In 1989 on this date, a 150-million-year-old dinosaur egg was found in Utah, still inside its fossilized mother. Unfortunately, it was not fresh, and a dinosaur embryo was found (by use of a CAT scan!) to be well formed inside the shell. No omelette there. But what a thought!

Annals Of Wild Boars

The serving of wild boars in gourmet restaurants has been expanding in recent years. Enough that not enough truly wild ones are out there, and in a great contradiction most are actually raised on farms. But the animal has long been in our lives. The first product made of nylon was a toothbrush. Dupont premiered it today in 1938. It replaced hairs from the necks of wild boars.
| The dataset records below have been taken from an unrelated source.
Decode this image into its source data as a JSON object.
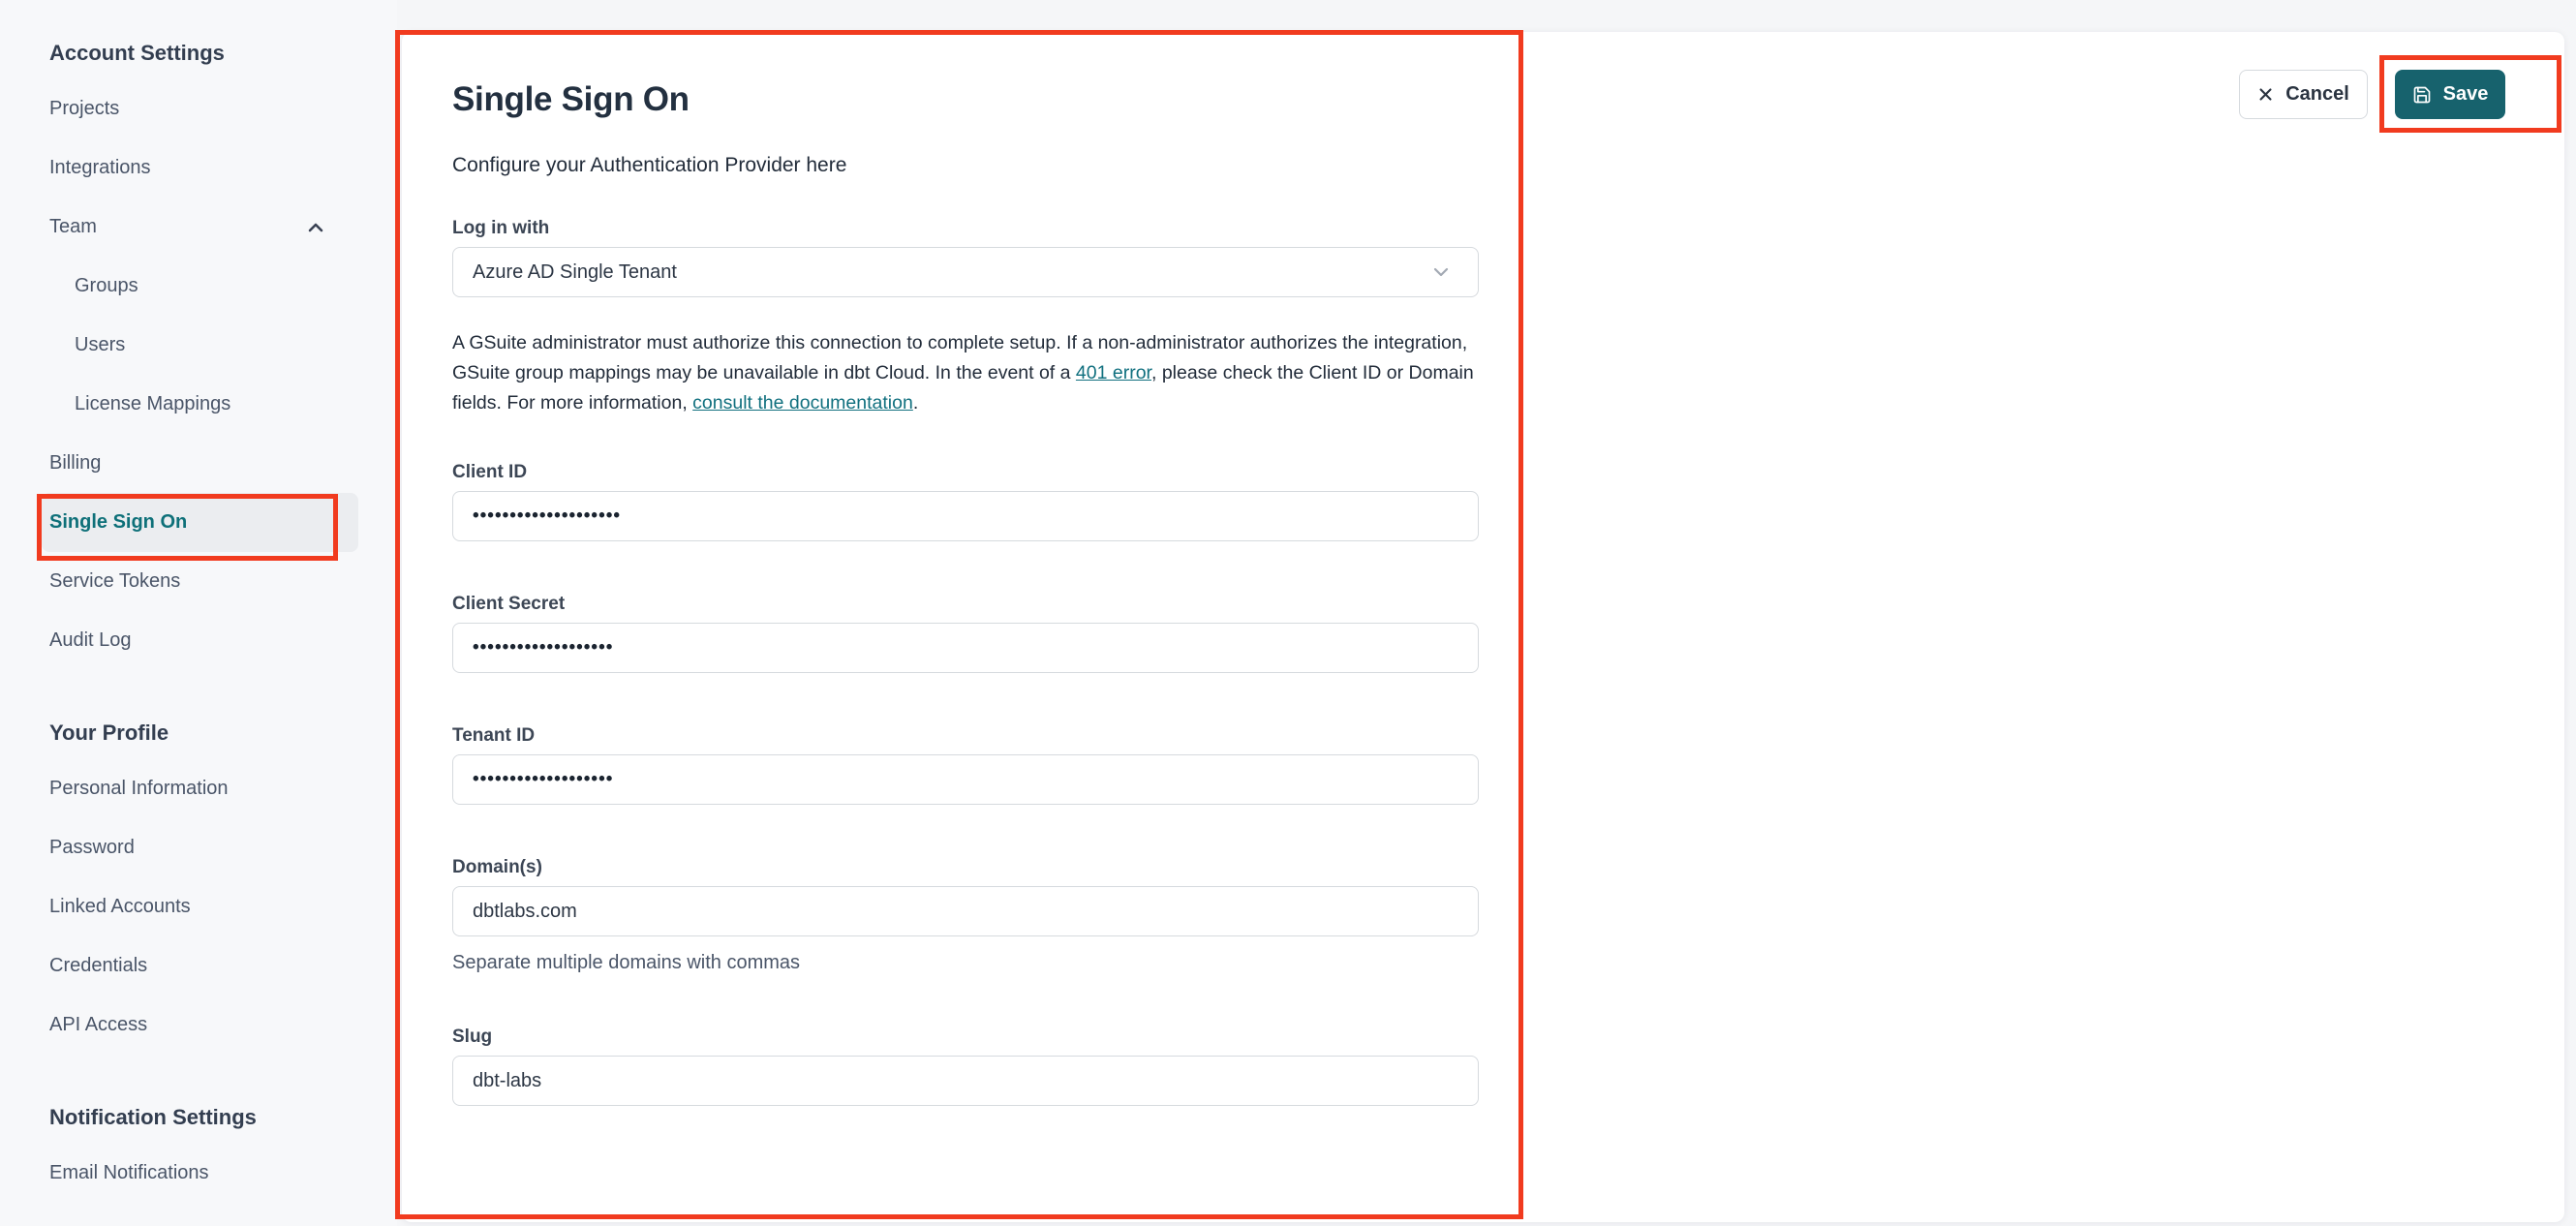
{
  "colors": {
    "accent_teal": "#0E7079",
    "save_button_teal": "#17626D",
    "annotation_red": "#F13B1F",
    "card_background": "#FFFFFF",
    "page_background": "#F5F6F8"
  },
  "sidebar": {
    "sections": [
      {
        "header": "Account Settings",
        "items": [
          {
            "label": "Projects"
          },
          {
            "label": "Integrations"
          },
          {
            "label": "Team",
            "chevron": "up"
          },
          {
            "label": "Groups",
            "sub": true
          },
          {
            "label": "Users",
            "sub": true
          },
          {
            "label": "License Mappings",
            "sub": true
          },
          {
            "label": "Billing"
          },
          {
            "label": "Single Sign On",
            "active": true
          },
          {
            "label": "Service Tokens"
          },
          {
            "label": "Audit Log"
          }
        ]
      },
      {
        "header": "Your Profile",
        "items": [
          {
            "label": "Personal Information"
          },
          {
            "label": "Password"
          },
          {
            "label": "Linked Accounts"
          },
          {
            "label": "Credentials"
          },
          {
            "label": "API Access"
          }
        ]
      },
      {
        "header": "Notification Settings",
        "items": [
          {
            "label": "Email Notifications"
          }
        ]
      }
    ]
  },
  "main": {
    "title": "Single Sign On",
    "subtitle": "Configure your Authentication Provider here",
    "login": {
      "label": "Log in with",
      "value": "Azure AD Single Tenant"
    },
    "note": {
      "p1": "A GSuite administrator must authorize this connection to complete setup. If a non-administrator authorizes the integration, GSuite group mappings may be unavailable in dbt Cloud. In the event of a ",
      "link1": "401 error",
      "p2": ", please check the Client ID or Domain fields. For more information, ",
      "link2": "consult the documentation",
      "p3": "."
    },
    "fields": [
      {
        "label": "Client ID",
        "value": "••••••••••••••••••••",
        "masked": true
      },
      {
        "label": "Client Secret",
        "value": "•••••••••••••••••••",
        "masked": true
      },
      {
        "label": "Tenant ID",
        "value": "•••••••••••••••••••",
        "masked": true
      },
      {
        "label": "Domain(s)",
        "value": "dbtlabs.com",
        "masked": false,
        "helper": "Separate multiple domains with commas"
      },
      {
        "label": "Slug",
        "value": "dbt-labs",
        "masked": false
      }
    ],
    "actions": {
      "cancel": "Cancel",
      "save": "Save"
    }
  }
}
On this day in 1979, in Stamford, Texas, the highest price ever paid for a not-so-wild pig was negotiated by breeder Russ Baize: $42,500. It was a boar named “Glacier.” The record stood for eighteen years.

Cooking For The Stage

A play called Too Many Cooks,

written by Frank Craven, premiered on Broadway on this day in 1914. We need a sequel, set in New Orleans in 2015, entitled Not Enough Cooks.

Food Namesakes

Abe Vigoda, who played the character “Fish” in the TV series of the same name, splashed onto the big dock today in 1921. . . Betty Lou Beets, convicted of the murder of her fifth husband, failed to get a stay of execution from then-Texas Governor George W. Bush, and got a lethal injection. . . Simeon Rice, a pro football defensive end, was born today in 1974.

Words To Eat By

“Between the ages of twenty and fifty, John Doe spends some twenty thousand hours chewing and swallowing food, more than eight hundred days and nights of steady eating. The mere contemplation of this fact is upsetting enough.” –M.F.K. Fisher.

Words To Drink By

“After God, long live wine.”–Rosalia de Castro, Spanish writer, born today in 1837.

What’s In A House Salad?

It depends on the customer and his tastes. In this case, the selection is quite limited.